In both instances, an exception has been made for projects aimed at the "people's livelihood," a phrase that was not explained but may include measures like providing steam heat to homes in wintertime.
The government announcement also calls for an acceleration of the closing of outdated coal-fired plants that use older, dirtier technology. But China is adding about 1 gigawatt in coal-fired capacity a week, Mr. Myllyvirta said, as companies that have easy access to loans from state banks build new plants.
That is in stark contrast to the United States, the world's second-biggest carbon emitter, where it has become increasingly difficult to build new coal-fired plants under the Obama administration.
Last year, almost 14 gigawatts of coal-fired capacity was retired in the United States, according to the Energy Information Administration in Washington. At the same time, there are only six new coal-fired plants on the drawing boards in the United States through at least the next five years, with a total capacity of less than 2 gigawatts, according to the agency.
In China, however, as coal prices drop, the big state-owned electricity generators are benefiting because highly regulated electricity prices have not fallen in tandem.

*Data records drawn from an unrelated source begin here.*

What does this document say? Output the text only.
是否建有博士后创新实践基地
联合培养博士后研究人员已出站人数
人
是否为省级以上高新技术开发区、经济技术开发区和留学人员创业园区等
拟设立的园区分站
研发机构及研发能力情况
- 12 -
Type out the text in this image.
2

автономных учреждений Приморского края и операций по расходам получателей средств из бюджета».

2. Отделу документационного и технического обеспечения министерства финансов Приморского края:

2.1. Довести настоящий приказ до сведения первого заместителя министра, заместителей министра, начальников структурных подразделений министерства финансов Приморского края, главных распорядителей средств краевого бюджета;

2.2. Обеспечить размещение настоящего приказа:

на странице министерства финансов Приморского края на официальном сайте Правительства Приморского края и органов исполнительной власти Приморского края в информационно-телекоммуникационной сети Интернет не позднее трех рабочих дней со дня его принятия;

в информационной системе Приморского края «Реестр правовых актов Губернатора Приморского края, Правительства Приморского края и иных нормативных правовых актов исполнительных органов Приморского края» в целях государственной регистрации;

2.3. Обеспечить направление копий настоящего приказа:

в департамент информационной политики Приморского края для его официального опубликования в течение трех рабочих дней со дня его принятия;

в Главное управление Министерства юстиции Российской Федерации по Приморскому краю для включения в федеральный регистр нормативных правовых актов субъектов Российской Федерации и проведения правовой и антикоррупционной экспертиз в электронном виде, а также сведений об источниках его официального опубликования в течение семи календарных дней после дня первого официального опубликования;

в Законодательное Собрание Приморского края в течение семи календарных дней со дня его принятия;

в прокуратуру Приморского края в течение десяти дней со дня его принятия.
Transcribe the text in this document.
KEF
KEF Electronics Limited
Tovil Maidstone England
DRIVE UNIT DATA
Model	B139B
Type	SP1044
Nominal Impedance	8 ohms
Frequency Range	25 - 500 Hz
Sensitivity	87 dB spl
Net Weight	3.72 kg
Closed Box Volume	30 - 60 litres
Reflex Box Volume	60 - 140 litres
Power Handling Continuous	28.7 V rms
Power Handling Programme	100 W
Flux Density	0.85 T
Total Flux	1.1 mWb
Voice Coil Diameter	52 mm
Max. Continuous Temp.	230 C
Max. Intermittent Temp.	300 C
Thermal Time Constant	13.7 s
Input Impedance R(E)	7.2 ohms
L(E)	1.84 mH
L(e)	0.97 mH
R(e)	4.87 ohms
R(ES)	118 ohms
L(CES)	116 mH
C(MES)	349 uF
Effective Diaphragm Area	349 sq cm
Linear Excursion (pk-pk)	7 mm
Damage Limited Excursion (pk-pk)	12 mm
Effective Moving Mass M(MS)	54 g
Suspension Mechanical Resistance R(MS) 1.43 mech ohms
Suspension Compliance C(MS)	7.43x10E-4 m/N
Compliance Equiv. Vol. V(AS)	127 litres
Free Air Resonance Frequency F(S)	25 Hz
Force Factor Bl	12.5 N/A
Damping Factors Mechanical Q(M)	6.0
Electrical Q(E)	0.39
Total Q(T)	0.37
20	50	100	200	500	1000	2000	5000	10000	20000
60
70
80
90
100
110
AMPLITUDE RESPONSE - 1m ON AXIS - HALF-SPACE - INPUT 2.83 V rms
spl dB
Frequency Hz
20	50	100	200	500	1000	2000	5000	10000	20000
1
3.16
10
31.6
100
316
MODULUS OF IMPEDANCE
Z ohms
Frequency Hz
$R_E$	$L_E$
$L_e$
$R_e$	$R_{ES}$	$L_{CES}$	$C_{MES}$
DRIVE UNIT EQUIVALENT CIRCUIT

Because of the political power of the coal industry and the falling price of coal, larger percentages of wind- and solar-generated electricity are not being put on the grid, a phenomenon called curtailment. To combat this, the Chinese government has recently issued a directive for operators of coal-fired plants to pay operators of wind and solar plants whose electricity is not used, the Paulson Institute, a policy group focused on China and based in Chicago that was founded by the former Treasury secretary, Henry M. Paulson, wrote last week.